Witamy Fora Rozmowy DDA/DDD Pytanie do Gonza,pl

Przeglądasz 10 wpisów - od 21 do 30 (z 175)
  • Autor
    Wpisy
  • mase
    Uczestnik
      Liczba postów: 9410

      ok

      Gonzopl
      Uczestnik
        Liczba postów: 2160

        Nie sądzę, żeby było ok.
        Proszę lol po raz któryś, by przestała mnie napastować, molestować i osaczać.
        Normalnej osobie to wystarczy. I ręczę, że prokuratorowi także.
        Robi to celowo, nie zważając na uczucia innych i zaburzając mój spokój i bezpieczenstwo. Znalazła sobie chorą zabawę. Dręczyciele tak mają.

        Eugenia
        Uczestnik
          Liczba postów: 7086

          A mnie to bawi:) Przepraszam jeśli kogoś uraziłam hehehe;)

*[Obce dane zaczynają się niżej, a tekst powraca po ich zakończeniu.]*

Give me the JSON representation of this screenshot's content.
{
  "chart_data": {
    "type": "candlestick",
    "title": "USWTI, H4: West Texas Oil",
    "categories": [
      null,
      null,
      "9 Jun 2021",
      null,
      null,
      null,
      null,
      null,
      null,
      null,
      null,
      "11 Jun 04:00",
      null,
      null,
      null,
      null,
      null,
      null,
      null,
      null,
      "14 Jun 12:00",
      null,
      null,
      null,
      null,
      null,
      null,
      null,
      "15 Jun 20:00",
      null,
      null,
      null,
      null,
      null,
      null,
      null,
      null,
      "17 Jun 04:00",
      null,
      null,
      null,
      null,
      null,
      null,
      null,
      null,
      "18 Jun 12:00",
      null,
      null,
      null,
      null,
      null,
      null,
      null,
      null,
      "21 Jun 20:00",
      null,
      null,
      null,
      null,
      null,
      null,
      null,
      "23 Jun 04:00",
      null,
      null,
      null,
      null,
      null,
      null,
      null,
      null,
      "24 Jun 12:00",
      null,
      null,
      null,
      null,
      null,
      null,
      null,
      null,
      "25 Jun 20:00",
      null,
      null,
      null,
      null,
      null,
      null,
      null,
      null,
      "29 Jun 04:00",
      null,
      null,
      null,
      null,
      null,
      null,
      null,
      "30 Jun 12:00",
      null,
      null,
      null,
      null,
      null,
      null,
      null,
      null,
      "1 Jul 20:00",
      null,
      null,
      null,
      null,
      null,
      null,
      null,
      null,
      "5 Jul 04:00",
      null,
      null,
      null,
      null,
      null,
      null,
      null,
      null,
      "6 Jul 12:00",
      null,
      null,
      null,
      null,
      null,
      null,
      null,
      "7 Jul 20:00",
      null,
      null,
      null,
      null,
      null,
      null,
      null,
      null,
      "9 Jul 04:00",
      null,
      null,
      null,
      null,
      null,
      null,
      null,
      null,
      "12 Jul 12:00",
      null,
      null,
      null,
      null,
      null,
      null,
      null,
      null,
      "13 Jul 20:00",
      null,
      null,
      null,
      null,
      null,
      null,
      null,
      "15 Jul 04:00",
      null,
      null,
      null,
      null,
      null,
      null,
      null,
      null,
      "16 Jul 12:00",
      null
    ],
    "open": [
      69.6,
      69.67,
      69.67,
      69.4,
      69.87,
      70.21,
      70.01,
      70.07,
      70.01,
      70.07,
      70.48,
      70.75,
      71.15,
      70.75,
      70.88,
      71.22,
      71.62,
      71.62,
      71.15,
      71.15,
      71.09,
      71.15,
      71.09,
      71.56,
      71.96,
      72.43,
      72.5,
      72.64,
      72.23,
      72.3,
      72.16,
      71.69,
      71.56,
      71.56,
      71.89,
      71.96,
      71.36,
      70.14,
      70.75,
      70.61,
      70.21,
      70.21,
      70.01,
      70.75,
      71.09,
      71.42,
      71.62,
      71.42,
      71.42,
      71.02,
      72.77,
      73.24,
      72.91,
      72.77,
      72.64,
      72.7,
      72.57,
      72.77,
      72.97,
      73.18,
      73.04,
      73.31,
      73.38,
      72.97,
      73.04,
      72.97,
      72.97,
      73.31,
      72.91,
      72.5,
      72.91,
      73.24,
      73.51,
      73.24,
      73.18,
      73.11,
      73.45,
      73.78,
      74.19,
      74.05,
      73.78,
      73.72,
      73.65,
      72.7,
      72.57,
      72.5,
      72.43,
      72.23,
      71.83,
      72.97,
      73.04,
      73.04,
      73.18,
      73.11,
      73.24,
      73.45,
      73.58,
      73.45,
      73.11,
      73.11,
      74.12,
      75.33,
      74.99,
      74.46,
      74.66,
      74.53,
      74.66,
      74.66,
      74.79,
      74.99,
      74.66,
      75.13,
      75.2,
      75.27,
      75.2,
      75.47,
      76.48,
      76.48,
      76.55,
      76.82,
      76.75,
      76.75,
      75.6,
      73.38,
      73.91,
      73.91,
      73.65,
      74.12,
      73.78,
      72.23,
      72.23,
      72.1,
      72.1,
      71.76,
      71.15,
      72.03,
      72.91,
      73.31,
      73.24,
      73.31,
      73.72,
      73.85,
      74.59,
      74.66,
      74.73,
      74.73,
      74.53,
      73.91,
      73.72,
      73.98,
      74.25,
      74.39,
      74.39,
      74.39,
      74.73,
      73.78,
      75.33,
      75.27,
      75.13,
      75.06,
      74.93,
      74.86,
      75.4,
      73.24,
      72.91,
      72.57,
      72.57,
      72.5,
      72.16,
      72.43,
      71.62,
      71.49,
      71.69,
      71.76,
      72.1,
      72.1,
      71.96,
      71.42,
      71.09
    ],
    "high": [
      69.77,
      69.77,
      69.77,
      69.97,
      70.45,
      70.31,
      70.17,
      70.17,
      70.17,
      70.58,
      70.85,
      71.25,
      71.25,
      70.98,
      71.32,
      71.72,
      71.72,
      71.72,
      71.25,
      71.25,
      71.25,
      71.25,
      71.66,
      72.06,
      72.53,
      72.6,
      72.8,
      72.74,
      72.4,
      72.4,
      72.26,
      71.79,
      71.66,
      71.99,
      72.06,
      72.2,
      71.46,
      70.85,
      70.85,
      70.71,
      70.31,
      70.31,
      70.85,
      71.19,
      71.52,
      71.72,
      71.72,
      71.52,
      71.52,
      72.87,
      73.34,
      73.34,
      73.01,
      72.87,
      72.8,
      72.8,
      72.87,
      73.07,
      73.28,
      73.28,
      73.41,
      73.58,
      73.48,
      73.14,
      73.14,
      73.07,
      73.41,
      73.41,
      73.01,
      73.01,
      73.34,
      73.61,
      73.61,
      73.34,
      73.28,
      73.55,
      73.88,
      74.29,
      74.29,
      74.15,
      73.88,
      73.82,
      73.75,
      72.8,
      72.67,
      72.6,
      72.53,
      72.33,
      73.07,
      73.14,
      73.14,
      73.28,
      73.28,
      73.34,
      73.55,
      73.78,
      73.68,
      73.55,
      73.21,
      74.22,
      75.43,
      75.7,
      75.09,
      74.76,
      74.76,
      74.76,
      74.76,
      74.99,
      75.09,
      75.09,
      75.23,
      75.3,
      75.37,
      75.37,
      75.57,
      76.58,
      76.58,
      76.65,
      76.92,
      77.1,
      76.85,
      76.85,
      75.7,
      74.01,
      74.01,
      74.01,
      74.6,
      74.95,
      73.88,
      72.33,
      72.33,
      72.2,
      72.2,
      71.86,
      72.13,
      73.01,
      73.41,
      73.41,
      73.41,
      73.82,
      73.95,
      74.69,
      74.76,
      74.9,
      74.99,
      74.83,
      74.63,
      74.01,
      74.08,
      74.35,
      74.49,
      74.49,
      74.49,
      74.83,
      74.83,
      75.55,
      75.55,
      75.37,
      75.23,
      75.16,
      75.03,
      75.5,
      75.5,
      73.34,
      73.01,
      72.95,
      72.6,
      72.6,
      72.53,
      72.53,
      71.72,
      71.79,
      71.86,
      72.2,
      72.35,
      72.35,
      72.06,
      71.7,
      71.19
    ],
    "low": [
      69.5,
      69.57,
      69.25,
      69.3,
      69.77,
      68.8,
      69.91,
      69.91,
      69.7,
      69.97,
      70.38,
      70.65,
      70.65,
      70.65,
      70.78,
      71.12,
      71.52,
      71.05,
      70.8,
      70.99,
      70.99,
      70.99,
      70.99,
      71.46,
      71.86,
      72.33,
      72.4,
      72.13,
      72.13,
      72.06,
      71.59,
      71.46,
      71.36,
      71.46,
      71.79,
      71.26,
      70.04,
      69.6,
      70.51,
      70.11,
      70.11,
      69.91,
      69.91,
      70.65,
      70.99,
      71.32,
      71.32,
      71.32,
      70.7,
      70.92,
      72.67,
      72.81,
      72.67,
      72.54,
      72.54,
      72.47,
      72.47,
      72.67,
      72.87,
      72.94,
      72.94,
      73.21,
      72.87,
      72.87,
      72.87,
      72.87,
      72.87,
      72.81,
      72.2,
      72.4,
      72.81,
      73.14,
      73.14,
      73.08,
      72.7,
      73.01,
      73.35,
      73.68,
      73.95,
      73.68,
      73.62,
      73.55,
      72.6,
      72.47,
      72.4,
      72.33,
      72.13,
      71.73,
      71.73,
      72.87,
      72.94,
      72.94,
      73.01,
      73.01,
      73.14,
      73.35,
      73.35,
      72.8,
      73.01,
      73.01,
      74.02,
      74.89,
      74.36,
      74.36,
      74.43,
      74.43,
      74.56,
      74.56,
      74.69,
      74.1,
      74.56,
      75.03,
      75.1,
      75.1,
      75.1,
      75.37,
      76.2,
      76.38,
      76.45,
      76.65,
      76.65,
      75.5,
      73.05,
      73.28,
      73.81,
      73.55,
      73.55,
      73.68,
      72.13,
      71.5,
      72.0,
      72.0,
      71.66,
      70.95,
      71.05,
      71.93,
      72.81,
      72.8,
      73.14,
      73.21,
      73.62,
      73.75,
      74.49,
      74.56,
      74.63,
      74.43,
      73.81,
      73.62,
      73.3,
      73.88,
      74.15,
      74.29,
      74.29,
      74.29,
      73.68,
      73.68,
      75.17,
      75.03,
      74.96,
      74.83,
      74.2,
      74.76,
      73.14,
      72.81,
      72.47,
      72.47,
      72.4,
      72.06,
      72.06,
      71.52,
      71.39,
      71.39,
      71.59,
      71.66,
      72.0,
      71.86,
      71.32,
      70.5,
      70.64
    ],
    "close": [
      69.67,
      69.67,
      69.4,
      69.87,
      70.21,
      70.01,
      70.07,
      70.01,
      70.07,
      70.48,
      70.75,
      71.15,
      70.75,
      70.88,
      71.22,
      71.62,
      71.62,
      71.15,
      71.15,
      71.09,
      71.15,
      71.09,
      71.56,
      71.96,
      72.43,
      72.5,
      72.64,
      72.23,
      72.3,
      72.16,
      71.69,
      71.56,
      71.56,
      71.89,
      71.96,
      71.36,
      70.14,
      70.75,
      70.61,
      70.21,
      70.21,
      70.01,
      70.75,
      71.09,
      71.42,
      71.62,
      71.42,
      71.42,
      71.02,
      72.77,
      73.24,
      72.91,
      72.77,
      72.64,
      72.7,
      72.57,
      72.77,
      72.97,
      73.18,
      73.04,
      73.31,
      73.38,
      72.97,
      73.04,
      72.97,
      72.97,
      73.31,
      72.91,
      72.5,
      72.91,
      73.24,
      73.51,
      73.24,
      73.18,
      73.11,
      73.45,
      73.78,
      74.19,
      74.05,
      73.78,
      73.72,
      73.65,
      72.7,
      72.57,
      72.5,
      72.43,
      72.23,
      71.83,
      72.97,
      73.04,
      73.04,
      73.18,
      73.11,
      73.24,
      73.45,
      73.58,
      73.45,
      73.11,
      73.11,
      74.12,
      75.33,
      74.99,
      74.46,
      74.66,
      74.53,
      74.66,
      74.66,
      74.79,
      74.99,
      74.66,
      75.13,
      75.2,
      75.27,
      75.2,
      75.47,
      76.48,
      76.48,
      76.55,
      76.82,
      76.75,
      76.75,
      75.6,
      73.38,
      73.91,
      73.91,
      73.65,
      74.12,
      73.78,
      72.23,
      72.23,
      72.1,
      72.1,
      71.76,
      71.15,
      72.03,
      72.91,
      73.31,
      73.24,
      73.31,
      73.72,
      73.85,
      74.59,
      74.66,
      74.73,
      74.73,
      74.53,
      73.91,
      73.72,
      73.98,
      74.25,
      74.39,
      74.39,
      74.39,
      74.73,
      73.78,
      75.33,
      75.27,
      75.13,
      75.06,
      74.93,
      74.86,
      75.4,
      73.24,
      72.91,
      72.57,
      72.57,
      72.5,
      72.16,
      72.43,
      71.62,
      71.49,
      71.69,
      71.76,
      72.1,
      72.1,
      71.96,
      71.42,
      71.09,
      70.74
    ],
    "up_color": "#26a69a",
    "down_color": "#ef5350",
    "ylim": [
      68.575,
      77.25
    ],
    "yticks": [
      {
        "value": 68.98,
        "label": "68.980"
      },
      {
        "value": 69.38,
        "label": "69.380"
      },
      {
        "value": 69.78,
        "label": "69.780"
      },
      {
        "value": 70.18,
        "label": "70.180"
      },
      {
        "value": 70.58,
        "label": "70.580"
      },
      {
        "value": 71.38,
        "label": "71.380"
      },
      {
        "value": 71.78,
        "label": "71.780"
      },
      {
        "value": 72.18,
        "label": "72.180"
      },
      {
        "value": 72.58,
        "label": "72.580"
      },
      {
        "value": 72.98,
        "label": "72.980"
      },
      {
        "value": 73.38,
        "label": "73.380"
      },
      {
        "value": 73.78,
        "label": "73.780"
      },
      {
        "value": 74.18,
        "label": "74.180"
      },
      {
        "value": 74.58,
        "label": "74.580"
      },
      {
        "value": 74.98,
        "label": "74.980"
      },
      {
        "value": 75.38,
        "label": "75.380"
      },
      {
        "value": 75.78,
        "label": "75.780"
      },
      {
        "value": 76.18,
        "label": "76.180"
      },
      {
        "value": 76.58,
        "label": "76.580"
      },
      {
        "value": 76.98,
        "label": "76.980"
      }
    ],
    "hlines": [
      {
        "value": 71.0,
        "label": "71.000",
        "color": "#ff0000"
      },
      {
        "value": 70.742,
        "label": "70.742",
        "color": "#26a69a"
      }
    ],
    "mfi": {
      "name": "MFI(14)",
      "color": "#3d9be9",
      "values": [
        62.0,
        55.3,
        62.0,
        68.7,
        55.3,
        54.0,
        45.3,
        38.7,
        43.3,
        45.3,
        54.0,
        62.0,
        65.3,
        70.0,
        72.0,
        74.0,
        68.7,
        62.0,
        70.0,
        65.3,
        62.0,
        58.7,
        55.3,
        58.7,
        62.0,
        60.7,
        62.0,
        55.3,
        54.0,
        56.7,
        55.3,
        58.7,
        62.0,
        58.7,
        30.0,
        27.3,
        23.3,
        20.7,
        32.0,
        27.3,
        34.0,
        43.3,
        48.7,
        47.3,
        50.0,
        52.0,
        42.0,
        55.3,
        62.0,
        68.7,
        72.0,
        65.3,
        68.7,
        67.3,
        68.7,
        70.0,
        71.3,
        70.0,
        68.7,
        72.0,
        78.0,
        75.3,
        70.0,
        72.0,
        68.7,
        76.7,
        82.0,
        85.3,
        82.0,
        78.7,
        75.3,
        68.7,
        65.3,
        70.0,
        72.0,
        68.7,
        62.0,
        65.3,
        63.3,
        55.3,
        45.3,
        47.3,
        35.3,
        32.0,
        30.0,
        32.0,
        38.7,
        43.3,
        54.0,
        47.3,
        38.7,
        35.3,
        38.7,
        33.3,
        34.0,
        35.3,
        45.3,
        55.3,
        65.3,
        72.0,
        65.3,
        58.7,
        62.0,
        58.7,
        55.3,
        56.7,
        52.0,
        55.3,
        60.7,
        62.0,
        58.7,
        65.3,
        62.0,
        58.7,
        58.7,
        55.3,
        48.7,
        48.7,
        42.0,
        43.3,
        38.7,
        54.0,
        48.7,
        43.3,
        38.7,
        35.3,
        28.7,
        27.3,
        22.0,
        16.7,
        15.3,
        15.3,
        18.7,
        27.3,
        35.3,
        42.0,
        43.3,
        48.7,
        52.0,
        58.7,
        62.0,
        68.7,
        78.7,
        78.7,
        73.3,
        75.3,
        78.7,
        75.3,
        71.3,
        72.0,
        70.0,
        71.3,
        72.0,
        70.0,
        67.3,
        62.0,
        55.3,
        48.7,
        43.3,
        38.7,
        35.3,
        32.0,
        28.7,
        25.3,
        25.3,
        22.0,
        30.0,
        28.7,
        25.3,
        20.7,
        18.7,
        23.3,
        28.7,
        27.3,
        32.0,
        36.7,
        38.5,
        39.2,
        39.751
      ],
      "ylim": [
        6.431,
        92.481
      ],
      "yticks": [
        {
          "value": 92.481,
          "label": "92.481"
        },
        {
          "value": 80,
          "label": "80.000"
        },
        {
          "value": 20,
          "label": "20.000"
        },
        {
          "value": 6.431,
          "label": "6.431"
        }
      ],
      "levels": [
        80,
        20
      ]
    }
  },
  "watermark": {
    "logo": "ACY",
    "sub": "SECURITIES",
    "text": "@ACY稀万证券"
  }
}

          Lol mam do Ciebie pytanie, jak wyglądają Twoje relacje ze znajomymi ale wiesz takimi realnymi? Też miałas takie akcje w zyciu? Bo kurcze trudno mi uwierzyć, ze nie….

          Aż się zastanawiałam z iloma osobami mialam takie akcje i żeby być uczciwą to przez prawie trzydzieści lat z trzema. I po pierwsze nie jest to dla mnie żadnym wyznacznikiem, bo patrząc na te tabuny które przewinęły się przez moje życie i jakoś nie miałam z nimi takich problemów, a wielu z nich pozostało i nikt się zmolestowany nie czuł i nie czuje z tego co wiem, wniosek jest dla mnie taki, ze z każdym z tych przypadków było coś nie tak:) I jest jeden mianownik dla nich: nie potrafili rozmawiać chyba, ze o tym o czym oni chcieli, zmuszali w jakiś sposób do odegrania pewnej roli a ja niczyich scenariuszy odgrywała nie będę, każda z tych osób próbowała robić ze mnie idiotkę i to bezpodstawnie, bo nie tylko oni znosili dziwne zachowania, ja również i nie mówiłam, ze jak na moje oko mam do czynienia z idiotą. A tak w ogóle zawsze to była osoba,która jest skrajnym manipulantem a na dodatek ma potężne problemy w relacjach z ludźmi. Zeby nie było-nie będę pewnych swoich zachowań usprawiedliwiała, ale dziwne. Swoją drogą każda z tych osób doskonale wiedziała jak mnie do furii doprowadzić po czym mieli argument: oj oj ale się brzydko zachowujesz:) dobre co?;) Jedna z tych osób ma obiecane, ze jak spotkam kiedyś na ulicy to dostanie z liscia:) i tak większej idiotki już z siebie nie zrobię niż ze mnie zrobionoB) dla pozostałej dwójki szkoda prądu:)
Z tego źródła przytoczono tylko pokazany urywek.